日本の飴細工職人を題材にした漫画「語り細工」

 「将来的には、失われつつある日本の文化を漫画で保存し、日本人をはじめ、世界の人々に向けても発信していきたい」。モクタン氏は、日本の飴細工職人を題材にした漫画『語り細工』や昔話を題材にした漫画なども自費で出版している。

 日本に拠点を移してから10年。ときには、部屋を借りることもままならない外国人ならではの苦労も味わった。華やかだと思っていた漫画家の世界も現実は違っていた。それでも苦しい時こそ笑顔を絶やさない 。

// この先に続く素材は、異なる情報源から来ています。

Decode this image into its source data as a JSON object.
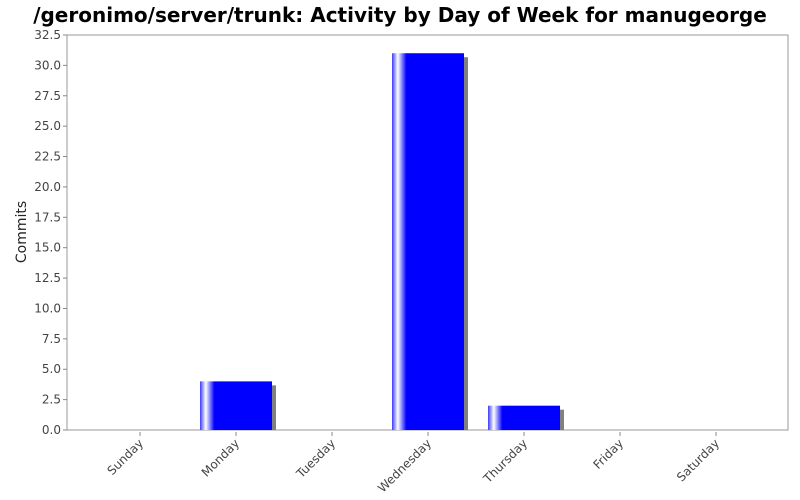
{
  "chart_data": {
    "type": "bar",
    "title": "/geronimo/server/trunk: Activity by Day of Week for manugeorge",
    "xlabel": "",
    "ylabel": "Commits",
    "categories": [
      "Sunday",
      "Monday",
      "Tuesday",
      "Wednesday",
      "Thursday",
      "Friday",
      "Saturday"
    ],
    "values": [
      0,
      4,
      0,
      31,
      2,
      0,
      0
    ],
    "ylim": [
      0,
      32.5
    ],
    "yticks": [
      "0.0",
      "2.5",
      "5.0",
      "7.5",
      "10.0",
      "12.5",
      "15.0",
      "17.5",
      "20.0",
      "22.5",
      "25.0",
      "27.5",
      "30.0",
      "32.5"
    ],
    "grid": false,
    "legend": "none",
    "colors": {
      "bar": "#0000ff",
      "bar_highlight": "#ffffff",
      "shadow": "#808080",
      "plot_border": "#999999",
      "background": "#ffffff"
    }
  }
}
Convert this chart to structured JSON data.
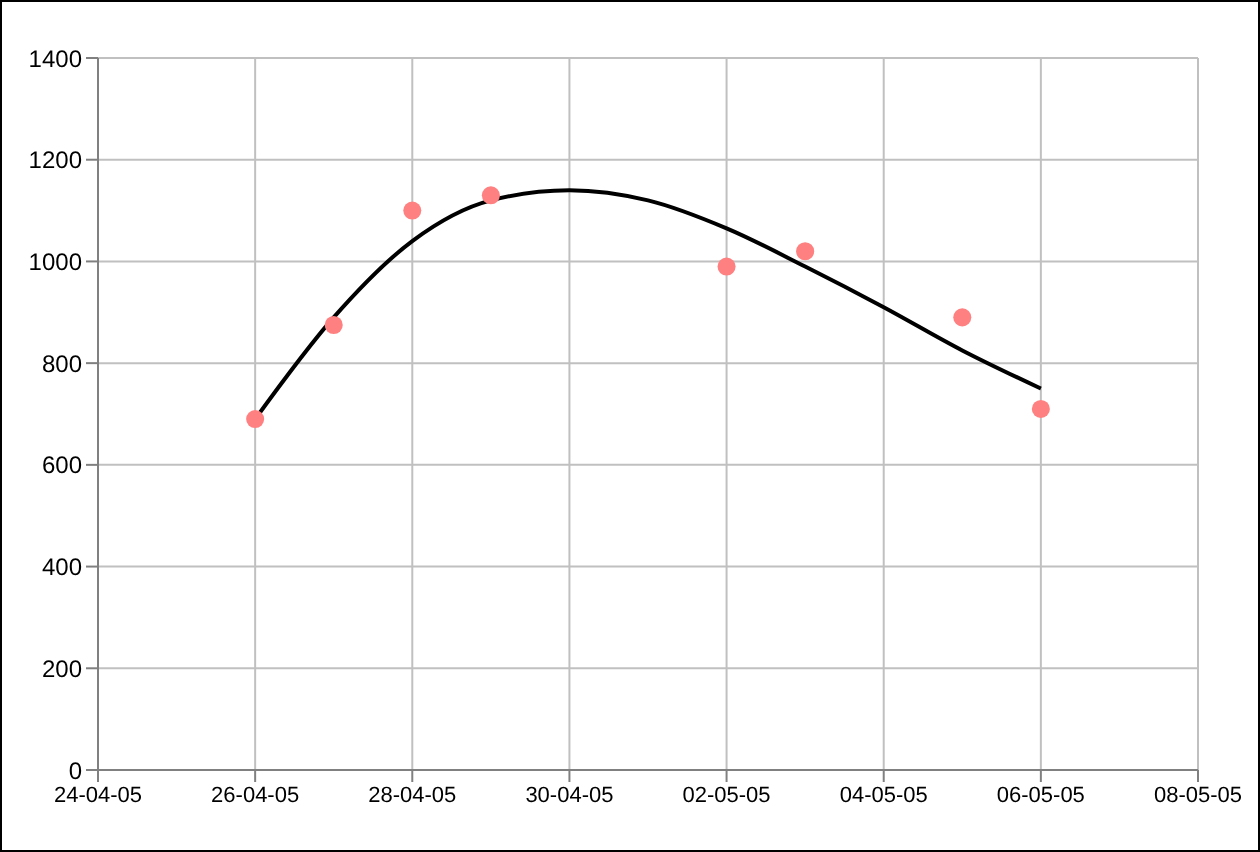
{
  "chart_data": {
    "type": "scatter",
    "series": [
      {
        "color": "#ff8080",
        "marker": "circle",
        "x": [
          "--04-26",
          "--04-27",
          "--04-28",
          "--04-29",
          "--05-02",
          "--05-03",
          "--05-05",
          "--05-06"
        ],
        "values": [
          690,
          875,
          1100,
          1130,
          990,
          1020,
          890,
          710
        ]
      },
      {
        "type": "line",
        "color": "#000000",
        "marker": "none",
        "line_style": "solid",
        "x": [
          "--04-26",
          "--04-27",
          "--04-28",
          "--04-29",
          "--04-30",
          "--05-01",
          "--05-02",
          "--05-03",
          "--05-04",
          "--05-05",
          "--05-06"
        ],
        "values": [
          690,
          890,
          1040,
          1120,
          1140,
          1120,
          1065,
          990,
          910,
          825,
          750
        ]
      }
    ],
    "xlim": [
      "--04-24",
      "--05-08"
    ],
    "xticks": [
      {
        "value": "--04-24",
        "label": "24-04-05"
      },
      {
        "value": "--04-26",
        "label": "26-04-05"
      },
      {
        "value": "--04-28",
        "label": "28-04-05"
      },
      {
        "value": "--04-30",
        "label": "30-04-05"
      },
      {
        "value": "--05-02",
        "label": "02-05-05"
      },
      {
        "value": "--05-04",
        "label": "04-05-05"
      },
      {
        "value": "--05-06",
        "label": "06-05-05"
      },
      {
        "value": "--05-08",
        "label": "08-05-05"
      }
    ],
    "ylim": [
      0,
      1400
    ],
    "yticks": [
      0,
      200,
      400,
      600,
      800,
      1000,
      1200,
      1400
    ],
    "grid": true
  }
}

 「漫画には国籍を問わず幅広い世代の人が親しめる力がある」

 「漫画を通じて、人間にとっての“本当に大切なもの”を考えさせるヒントのようなものを少しでも多くの人に伝えていけたら幸せです」とモクタン氏は表情をなごませる。

 自分の国のことは、いつしかそこにあるのが当たり前になる。本当に魅力的なものであっても、気づかなかったり、忘れたりしてしまうもの。外国で育ったモクタン氏だからこそ、異なる視点で気づく日本の魅力がそこにはある。モクタン氏の今後の活躍を祈るとともに、改めて自国の文化を見つめ直したい。